L'académie Hayward


Voilà un homme qui a fréquenté Brian Eno et Phil Manzanera (Roxy Music), Arto Lindsay ou Don Cherry, sur une multitude de projets barrés à souhaits, a enregistré avec des riot grrrls pur jus (Lora Logic de X-Ray Spex, The Raincoats) et même Everything but the Girl. Mais un homme dont le principal fait de gloire est d'avoir été leader-batteur du trio This Heat avec Charles Bullen et Gareth Williams au milieu des années 70, à l'époque où l'expérimentation s'apparentait à une quête quasi-mystique aux résultats hasardeux.

This Heat s'intercala ainsi, dès 1976, pile entre l'implosion du rock progressif et l'émergence du post-punk, en une sorte de chaînon manquant frappé du sceau du krautrock (notamment de Faust). Un peu à la manière des Young Marble Giants, dans un style très différent, This Heat – par ailleurs très marqué politiquement, dans un monde en pleine décolonisation et où la guerre froide se chauffe à la menace d'une extinction nucléaire – expérimenta l'alliage de bandes bricolées, de sons de récup' et d'instruments bruts.

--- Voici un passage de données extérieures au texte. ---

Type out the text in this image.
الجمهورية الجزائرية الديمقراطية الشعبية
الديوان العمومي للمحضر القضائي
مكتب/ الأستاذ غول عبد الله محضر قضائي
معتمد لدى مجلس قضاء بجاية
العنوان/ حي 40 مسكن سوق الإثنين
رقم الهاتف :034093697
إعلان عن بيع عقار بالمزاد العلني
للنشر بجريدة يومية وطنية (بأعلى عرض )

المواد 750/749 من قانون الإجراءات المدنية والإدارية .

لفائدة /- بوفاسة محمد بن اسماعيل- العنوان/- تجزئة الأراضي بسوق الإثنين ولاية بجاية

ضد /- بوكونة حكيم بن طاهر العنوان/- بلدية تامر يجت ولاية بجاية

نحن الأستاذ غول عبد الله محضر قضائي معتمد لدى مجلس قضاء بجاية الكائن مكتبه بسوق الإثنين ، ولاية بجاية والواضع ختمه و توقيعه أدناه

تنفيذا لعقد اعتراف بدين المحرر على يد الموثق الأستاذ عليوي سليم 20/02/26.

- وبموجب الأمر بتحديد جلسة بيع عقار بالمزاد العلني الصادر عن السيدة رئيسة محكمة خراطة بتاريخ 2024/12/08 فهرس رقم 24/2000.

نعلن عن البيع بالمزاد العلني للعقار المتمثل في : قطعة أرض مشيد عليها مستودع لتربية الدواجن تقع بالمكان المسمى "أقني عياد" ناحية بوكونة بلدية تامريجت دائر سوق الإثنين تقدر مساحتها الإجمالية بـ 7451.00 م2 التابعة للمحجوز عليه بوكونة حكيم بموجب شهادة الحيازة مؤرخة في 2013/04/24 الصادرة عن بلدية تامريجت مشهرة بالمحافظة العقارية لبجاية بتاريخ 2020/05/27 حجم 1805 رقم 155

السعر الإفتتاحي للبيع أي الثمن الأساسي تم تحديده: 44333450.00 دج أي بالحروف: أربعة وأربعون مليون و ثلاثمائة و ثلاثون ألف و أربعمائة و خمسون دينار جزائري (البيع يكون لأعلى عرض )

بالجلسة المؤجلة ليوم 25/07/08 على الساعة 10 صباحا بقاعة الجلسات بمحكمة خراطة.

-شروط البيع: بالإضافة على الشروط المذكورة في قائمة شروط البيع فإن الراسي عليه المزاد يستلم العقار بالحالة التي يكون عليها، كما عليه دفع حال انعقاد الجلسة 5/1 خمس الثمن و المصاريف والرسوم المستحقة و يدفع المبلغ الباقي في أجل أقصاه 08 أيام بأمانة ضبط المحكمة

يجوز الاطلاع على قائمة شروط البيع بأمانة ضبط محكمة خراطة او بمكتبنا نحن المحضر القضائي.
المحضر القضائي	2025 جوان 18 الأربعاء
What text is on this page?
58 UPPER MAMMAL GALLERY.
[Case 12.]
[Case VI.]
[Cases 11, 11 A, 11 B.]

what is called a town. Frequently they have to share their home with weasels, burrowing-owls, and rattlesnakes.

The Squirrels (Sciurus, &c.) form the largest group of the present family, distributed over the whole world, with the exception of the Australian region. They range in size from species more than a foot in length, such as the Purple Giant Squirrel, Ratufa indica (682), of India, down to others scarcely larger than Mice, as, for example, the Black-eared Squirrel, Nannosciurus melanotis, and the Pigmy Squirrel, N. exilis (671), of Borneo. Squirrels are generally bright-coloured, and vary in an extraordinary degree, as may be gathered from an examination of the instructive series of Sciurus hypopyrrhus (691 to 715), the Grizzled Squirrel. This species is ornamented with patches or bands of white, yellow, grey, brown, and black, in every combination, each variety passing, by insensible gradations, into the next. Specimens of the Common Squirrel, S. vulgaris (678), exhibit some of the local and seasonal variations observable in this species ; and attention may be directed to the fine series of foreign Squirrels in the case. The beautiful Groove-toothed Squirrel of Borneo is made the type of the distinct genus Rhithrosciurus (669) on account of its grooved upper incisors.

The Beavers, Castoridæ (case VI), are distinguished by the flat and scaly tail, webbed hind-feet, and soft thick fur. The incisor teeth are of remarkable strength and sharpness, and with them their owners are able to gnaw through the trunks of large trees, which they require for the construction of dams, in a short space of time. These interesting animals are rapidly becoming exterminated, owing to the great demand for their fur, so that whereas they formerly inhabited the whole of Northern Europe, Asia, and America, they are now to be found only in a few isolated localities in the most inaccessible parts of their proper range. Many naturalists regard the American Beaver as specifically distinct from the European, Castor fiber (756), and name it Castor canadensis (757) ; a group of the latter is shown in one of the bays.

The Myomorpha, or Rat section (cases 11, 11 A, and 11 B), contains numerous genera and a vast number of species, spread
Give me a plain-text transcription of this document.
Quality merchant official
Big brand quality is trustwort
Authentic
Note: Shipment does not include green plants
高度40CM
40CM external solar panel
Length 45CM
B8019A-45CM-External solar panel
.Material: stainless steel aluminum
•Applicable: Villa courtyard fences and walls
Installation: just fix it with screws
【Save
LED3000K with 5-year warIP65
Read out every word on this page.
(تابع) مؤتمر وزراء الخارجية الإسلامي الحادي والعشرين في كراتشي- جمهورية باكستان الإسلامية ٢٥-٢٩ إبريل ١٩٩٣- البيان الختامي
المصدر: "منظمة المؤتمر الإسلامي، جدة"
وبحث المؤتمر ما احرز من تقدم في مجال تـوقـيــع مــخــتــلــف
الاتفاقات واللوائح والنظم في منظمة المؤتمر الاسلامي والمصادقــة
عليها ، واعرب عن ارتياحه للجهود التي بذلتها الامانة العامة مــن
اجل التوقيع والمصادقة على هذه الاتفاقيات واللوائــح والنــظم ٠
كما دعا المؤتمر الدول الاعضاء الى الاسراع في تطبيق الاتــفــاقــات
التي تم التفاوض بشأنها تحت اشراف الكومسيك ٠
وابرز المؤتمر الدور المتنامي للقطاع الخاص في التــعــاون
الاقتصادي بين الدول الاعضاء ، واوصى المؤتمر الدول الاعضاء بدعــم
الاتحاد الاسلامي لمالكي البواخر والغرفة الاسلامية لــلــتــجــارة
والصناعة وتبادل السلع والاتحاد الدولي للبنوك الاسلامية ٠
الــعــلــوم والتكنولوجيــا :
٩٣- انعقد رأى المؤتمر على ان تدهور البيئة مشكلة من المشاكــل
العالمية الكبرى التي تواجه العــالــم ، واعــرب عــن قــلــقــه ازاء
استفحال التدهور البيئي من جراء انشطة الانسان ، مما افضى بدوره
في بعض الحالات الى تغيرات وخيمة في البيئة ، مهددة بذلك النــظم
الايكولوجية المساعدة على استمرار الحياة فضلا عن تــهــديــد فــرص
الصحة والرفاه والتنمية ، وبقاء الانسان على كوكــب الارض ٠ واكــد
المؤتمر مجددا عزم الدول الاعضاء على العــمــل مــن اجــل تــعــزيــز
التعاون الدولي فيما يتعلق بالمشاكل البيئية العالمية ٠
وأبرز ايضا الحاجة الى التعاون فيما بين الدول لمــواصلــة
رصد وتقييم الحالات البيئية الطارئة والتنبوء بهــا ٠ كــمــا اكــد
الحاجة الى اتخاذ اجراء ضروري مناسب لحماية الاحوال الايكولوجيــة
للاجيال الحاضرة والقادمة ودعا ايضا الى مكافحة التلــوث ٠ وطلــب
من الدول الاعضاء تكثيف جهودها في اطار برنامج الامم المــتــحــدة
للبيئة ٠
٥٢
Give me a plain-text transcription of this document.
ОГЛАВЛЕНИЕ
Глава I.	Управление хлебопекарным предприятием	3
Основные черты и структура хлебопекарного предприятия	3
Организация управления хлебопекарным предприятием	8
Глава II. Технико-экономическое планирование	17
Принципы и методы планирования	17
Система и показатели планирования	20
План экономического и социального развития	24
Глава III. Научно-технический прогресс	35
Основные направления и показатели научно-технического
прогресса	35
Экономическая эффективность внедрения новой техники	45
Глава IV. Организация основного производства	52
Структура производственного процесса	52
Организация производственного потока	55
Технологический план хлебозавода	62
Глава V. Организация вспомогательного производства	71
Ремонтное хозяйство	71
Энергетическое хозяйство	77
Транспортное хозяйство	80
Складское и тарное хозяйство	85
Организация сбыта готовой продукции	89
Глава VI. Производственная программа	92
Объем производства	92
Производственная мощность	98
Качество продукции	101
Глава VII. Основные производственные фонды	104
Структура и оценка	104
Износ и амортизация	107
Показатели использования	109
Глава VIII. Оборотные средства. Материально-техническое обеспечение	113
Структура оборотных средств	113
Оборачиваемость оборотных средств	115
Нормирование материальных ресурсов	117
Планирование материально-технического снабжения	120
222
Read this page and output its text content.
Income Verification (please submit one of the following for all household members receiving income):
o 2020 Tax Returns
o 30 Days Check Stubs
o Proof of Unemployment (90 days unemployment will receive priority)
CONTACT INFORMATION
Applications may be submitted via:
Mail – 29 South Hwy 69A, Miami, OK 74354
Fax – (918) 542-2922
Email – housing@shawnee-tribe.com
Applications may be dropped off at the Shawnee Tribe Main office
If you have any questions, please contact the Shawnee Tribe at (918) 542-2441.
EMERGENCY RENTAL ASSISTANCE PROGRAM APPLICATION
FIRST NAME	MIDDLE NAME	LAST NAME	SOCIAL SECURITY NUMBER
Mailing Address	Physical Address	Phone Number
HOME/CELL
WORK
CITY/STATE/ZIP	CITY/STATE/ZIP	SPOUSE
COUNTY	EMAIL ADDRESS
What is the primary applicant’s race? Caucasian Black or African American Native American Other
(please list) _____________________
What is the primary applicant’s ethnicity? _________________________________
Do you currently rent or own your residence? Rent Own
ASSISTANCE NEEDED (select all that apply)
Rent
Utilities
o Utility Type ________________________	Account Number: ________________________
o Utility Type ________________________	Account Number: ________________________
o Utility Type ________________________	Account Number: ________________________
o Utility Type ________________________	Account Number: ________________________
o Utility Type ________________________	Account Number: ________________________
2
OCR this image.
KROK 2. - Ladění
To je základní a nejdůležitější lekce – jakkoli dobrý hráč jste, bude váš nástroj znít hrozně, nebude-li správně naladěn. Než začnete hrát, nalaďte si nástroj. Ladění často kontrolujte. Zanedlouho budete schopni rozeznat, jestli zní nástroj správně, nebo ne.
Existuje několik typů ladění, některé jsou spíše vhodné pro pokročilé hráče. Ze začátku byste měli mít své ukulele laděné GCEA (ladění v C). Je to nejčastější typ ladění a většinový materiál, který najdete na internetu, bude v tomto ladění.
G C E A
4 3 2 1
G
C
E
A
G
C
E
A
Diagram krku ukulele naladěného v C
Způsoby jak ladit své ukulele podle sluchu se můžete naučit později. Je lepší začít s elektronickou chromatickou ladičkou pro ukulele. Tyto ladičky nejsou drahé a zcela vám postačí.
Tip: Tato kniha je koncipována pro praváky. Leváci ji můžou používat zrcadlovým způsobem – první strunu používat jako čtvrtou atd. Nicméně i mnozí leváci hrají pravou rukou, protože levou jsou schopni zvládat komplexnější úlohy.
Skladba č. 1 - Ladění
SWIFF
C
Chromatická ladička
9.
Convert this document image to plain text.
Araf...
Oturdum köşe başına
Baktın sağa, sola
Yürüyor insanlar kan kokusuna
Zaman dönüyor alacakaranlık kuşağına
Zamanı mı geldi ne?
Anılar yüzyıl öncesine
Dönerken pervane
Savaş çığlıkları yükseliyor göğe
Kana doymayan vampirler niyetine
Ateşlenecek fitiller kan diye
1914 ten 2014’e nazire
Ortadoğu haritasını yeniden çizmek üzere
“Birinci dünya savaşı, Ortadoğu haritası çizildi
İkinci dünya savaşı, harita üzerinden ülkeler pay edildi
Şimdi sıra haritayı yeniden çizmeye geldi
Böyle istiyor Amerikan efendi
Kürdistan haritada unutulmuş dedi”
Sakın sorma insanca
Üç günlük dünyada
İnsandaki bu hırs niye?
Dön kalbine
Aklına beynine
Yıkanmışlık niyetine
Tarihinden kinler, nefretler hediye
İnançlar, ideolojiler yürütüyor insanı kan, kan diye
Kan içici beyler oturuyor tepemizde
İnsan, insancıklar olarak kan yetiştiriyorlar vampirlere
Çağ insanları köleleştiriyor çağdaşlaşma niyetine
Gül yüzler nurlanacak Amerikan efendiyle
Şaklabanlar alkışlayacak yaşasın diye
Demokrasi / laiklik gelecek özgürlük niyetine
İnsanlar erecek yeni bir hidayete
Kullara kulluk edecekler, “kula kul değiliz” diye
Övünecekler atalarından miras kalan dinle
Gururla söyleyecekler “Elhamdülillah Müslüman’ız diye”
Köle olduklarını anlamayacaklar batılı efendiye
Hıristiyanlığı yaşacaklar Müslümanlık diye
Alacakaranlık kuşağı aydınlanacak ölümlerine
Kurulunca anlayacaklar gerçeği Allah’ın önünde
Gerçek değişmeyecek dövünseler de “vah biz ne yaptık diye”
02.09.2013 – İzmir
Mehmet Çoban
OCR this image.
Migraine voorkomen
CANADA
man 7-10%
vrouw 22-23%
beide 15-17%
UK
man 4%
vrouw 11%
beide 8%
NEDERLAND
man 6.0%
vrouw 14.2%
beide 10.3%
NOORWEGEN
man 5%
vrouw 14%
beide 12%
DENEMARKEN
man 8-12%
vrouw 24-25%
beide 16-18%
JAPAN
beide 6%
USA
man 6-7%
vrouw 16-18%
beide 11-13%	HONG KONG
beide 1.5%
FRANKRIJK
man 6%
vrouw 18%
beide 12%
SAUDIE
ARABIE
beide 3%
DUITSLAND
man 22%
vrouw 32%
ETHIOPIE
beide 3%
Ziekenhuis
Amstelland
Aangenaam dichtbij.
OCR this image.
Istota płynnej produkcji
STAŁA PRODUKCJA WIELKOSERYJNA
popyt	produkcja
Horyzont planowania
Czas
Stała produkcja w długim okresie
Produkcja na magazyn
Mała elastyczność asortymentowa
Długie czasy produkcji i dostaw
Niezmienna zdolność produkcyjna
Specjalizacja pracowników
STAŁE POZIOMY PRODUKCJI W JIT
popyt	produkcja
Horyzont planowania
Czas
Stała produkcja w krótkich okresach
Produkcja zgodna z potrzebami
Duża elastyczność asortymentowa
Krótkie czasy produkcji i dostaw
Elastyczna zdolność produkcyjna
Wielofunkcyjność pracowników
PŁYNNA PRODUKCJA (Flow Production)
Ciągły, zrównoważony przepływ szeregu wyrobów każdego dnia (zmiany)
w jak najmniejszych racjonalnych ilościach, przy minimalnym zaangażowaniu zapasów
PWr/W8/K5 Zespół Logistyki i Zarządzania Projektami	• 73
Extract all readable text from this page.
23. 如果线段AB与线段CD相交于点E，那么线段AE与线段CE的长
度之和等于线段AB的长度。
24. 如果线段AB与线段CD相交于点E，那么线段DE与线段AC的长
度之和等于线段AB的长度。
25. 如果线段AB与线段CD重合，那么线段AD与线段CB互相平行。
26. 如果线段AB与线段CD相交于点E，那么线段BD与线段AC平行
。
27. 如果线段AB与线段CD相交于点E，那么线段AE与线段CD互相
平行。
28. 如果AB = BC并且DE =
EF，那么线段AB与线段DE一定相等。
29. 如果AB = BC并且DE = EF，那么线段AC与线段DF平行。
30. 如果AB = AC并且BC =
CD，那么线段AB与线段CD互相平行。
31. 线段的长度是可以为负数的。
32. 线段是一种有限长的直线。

L'expérience fut courte – trois sorties en six ans – mais ô combien intense, les disques marquants et le statut rapidement culte – le site Pitchfork classera Deceit parmi les meilleurs albums des années 80. Par la suite, Hayward ne quittera jamais l'univers du rock expérimental, aussi large soit-il, notamment avec Massacre (Fred Frith et Bill Laswell) et ne se départira ni de ses engagements, ni de ses bizarreries (on le vit ainsi participer à une extension musicale de L'Etrange Festival en 2004). Voilà un homme qui, à sa manière, est une légende. Et un secret bien gardé.